Still shooters finding their way to documentary work through DSLRs

Back in the early 1980s, when 2-time Pulitzer-winning news photographer Stanley Forman left the Boston Herald to become a videographer for Boston’s WCVB Channel 5, many of his journalistic peers were mystified. TV video was, to most a step down; the sanctity of the still image was unquestioned, and TV footage tended to be cheap-looking and utilitarian. Documentary still photographers such as Eugene Richards or Sebastiao Salgado told complex, meaningful stories in a succession of stills.

Even decades later, photojournalists resisted the videocam, both in terms of using videocams for framegrabbing, as advocated by David Leeson (another Pulitzer winner from the Dallas Morning News) or in their employers’ urging to shoot video on assignment – it was too much like their supposed second-rate TV peers.

But it seems that the DSLR is changing that.
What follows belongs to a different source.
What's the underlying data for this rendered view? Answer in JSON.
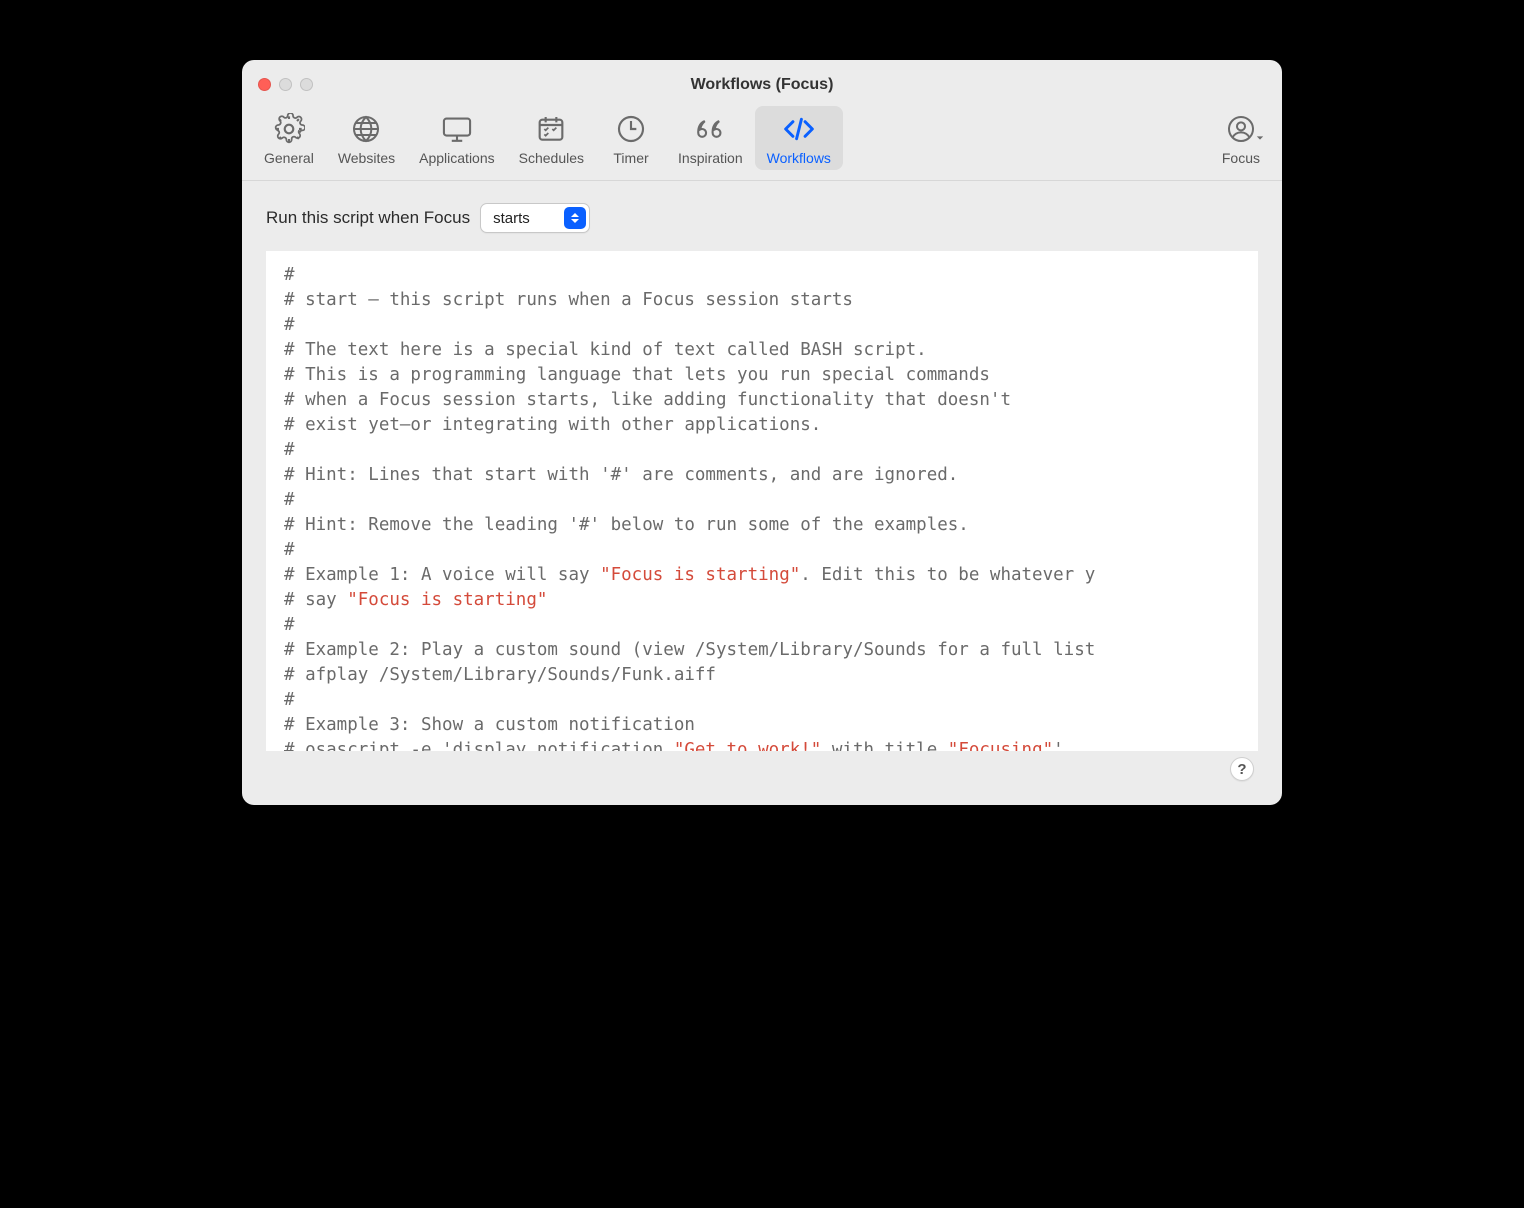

It provides still shooters a tool that feels familiar in their hands, and produces footage as crisp and clean as the stills they shoot. The fuzzy TV footage of their memory is gone.

So it’s interesting to look at shooters such as Rii Schroer at the UK’s Daily/Sunday  Telegraph and The Times, who is posting on her move into documentary-style work. In a post at DSLR News Shooter, she says,

(I)  took my first steps into DSLR-video shooting when the Canon 5DmkII came out. I started with a “shut up and shoot” approach and an interest in short pieces I felt were better captured with video than pictures only, such as 16 Teeth, capturing Cumbria’s last traditional rakemakers.

16 TEETH – Cumbria’s last traditional rakemakers from Rii Schroer on Vimeo.

Simple, visually appealing and skillfully shot, the piece shows the worth of these tools.

In short-film making every sequence needs as much planning as possible, and the intensity of the visual side produces the discipline of looking at the shoot in-depth from as many different views as possible. It is about getting to grips with how to achieve certain shots technically and looking into what equipment can be useful in creating those shots.